The other thing I did, in the beginning, was look up a NAND logic article that shows how primitive gates are constructed with just NAND. The HDL was not listed. Were you guys able to build your primitive gates from NAND off the top of your head?
I suppose my main concerns are: I don't want to be doing something that's considered cheating, and I'm also wondering if I'm supposed to inherently know how to translate a desired truth table to a chip that matches it.
It's normal not to see how to build complex gates at first. Like most things, the more you do it the easier it gets.
The authors believe that students retain what they learn much better if they have to work a bit to learn it. They want the students to explore and experiment to find solutions. Researching on the web is one possible activity. Hopefully, what you find includes more than just the schematic for a circuit, but also leads you to information about how that design came about. It's up to you to deepen your research a bit.
Most students quickly get Not and And, but need to work a bit for Or. Often they find De Morgan's Law on the net. Once you have Not, And and Or, you can use canonical form, described in chapter 1, to design more complex gates.
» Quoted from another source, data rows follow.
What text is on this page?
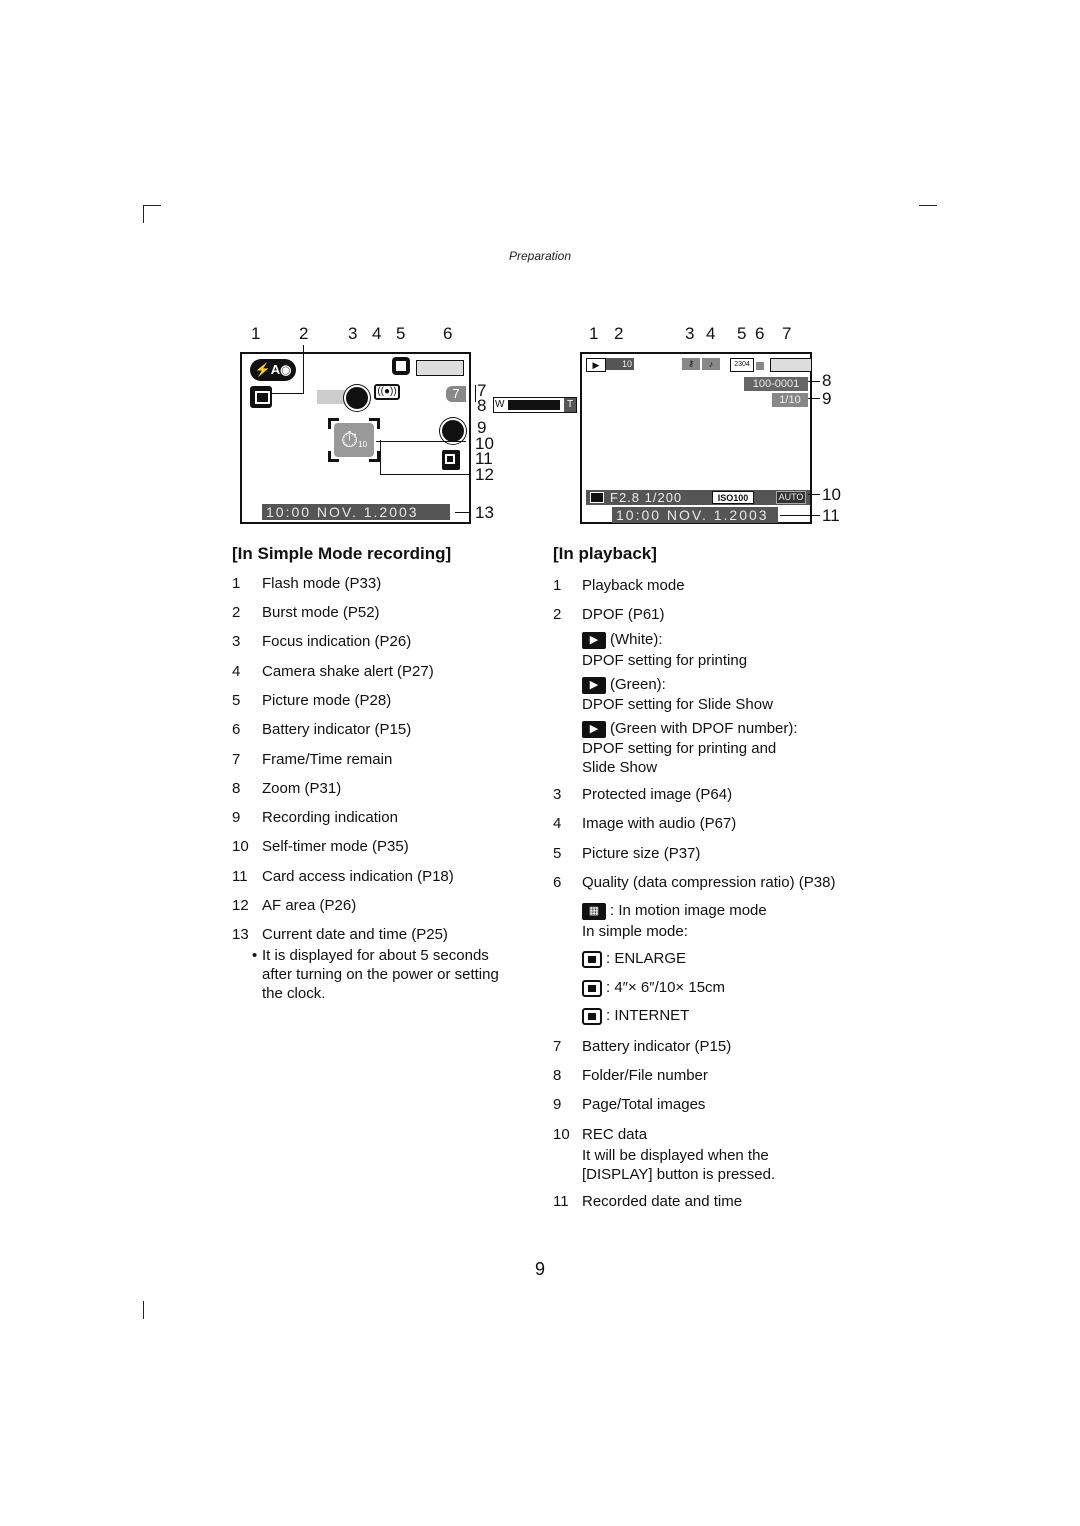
Preparation
1 2 3 4 5 6
⚡A◉
((●))	7
⏱10
10:00 NOV. 1.2003
7
8
9
10
11
12
13
W	T
1 2	3 4 5 6 7
▶	10	⚷	♪	2304
100-0001
1/10
F2.8 1/200	ISO100	AUTO
10:00 NOV. 1.2003
8
9
10
11
[In Simple Mode recording]
1 Flash mode (P33)
2 Burst mode (P52)
3 Focus indication (P26)
4 Camera shake alert (P27)
5 Picture mode (P28)
6 Battery indicator (P15)
7 Frame/Time remain
8 Zoom (P31)
9 Recording indication
10 Self-timer mode (P35)
11 Card access indication (P18)
12 AF area (P26)
13 Current date and time (P25)
• It is displayed for about 5 seconds
after turning on the power or setting
the clock.
[In playback]
1 Playback mode
2 DPOF (P61)
▶ (White):
DPOF setting for printing
▶ (Green):
DPOF setting for Slide Show
▶ (Green with DPOF number):
DPOF setting for printing and
Slide Show
3 Protected image (P64)
4 Image with audio (P67)
5 Picture size (P37)
6 Quality (data compression ratio) (P38)
▦ : In motion image mode
In simple mode:
: ENLARGE
: 4″× 6″/10× 15cm
: INTERNET
7 Battery indicator (P15)
8 Folder/File number
9 Page/Total images
10 REC data
It will be displayed when the
[DISPLAY] button is pressed.
11 Recorded date and time
9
Also, apply a bit of test taking strategy; there's a reason for the order the gates are presented. Always be thinking about how you can use the latest gates you've built to make the next ones.
It's likely that your solutions won't be the most elegant. Don't worry about that. As you work through the chapters your designs will get better. After you get through chapter 5 you might want to go back and revisit your earlier solutions and clean them up, but there is no requirement to do so.
Right away from that I can intuitively design the circuit. I've also taken advantage of abstraction by using my And, Or, and Not in more complex gates. It is indeed satisfying to build something like a multiplexor from primative gates that I built myself. So, I think I'm doing ok. And I'm having fun.
I've seen some of your other posts here. Thank you for being so dedicated to helping us. Do you teach computer science, or do you just love this stuff (or both!)?
Good to talk to you Mark. It's pretty cool that your first computer was a CADET... I imagine you must have gained much more computer science knowledge from working with such a system than most students today, in the sense that so much of the computer is abstracted away from us.
I'm just a simple Oracle DBA... I've been in IT for 11 years and I'm taking this project up for fun. I'm also reading Code by Petzold.